3. I wish they had a “happy juice” for moms.
4. The time that the procedure takes seems like eternity. Bring mindless magazines to thumb through and busy your mind any way you can. Seeing the surgeon come into the waiting room with a good look on his face and hearing the words “everything went great” washed this intense wave of relief over me.
5. Watching her come out of the anesthesia was not fun. Thank GOD my readers commented to prepare me that kids can be inconsolable. She was upset and confused and pissed off! She had an IV in her hand and a heart rate monitor on her other hand and those two things set her off. She was fixated on taking them off and was screaming.
My husband and I had to restrain her to keep her from trying to pull them out. But she got so wild she tried to pull out the IV with her teeth. It was awful!
This part lasted about 20 – 25 minutes but it seemed like forever.
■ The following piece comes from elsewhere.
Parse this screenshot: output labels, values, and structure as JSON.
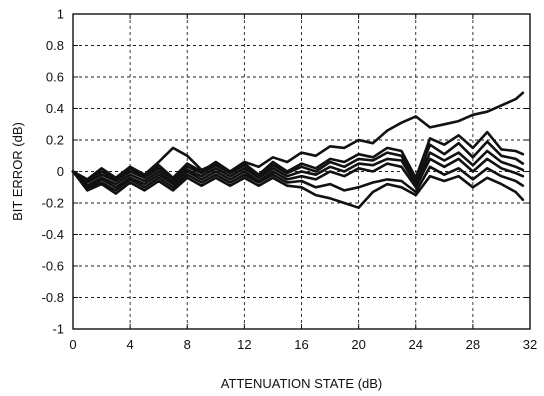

One of my friends who has been through this said her child was like a “wild animal” – which is a very appropriate description! Once she was settled down, she was fine. The nurse said this part usual takes about 30 minutes and on a scale of 1 – 10, Morgan was about a 4 and did pretty well. So, just be warned that this is NORMAL and to be expected. I also can’t imagine what a “10” would be like…
6.The iPad was a lifesaver. Definitely bring an iPad with shows/movies or a DVD player with you. Once she calmed down, I put on a show on the iPad and they gave her a popsicle and she was much happier. The distraction was just what she needed.
7. I forgot to pack her socks and I wish I would have brought them.
8. I was scared about her being nauseous or throwing up from the anesthesia, but the nurse said that they give an anti-nausea medication via IV when they administer the anesthesia so she was totally fine and we had no issues.
9. If you can, line up childcare for your other children and get help for the rest of the day. My neighbor was nice enough to take Emma home from school for the afternoon so when Morgan went to sleep, I did too. I felt like I got run over by a train and was completely exhausted.
My mom then came down later and brought us dinner and was there to help until my husband got home. All Morgan wanted to do was sit on my lap on the couch, so it was so helpful to have my mom to help with Emma so I could sit with Morgan.
10. By the next day you wouldn’t have even KNOWN she had surgery. She was running around like nothing happened. Kids are pretty amazing at how resilient they are, she was completely oblivious and it was such a RELIEF.
I SO hope that no one reading this has to go through surgery with a little one, but if you do, please feel free to contact me if you need support. The advice, love and good thoughts from my readers, family and friends meant the world to me. It’s times like this that make you feel so blessed to have the love and support by friends in your life.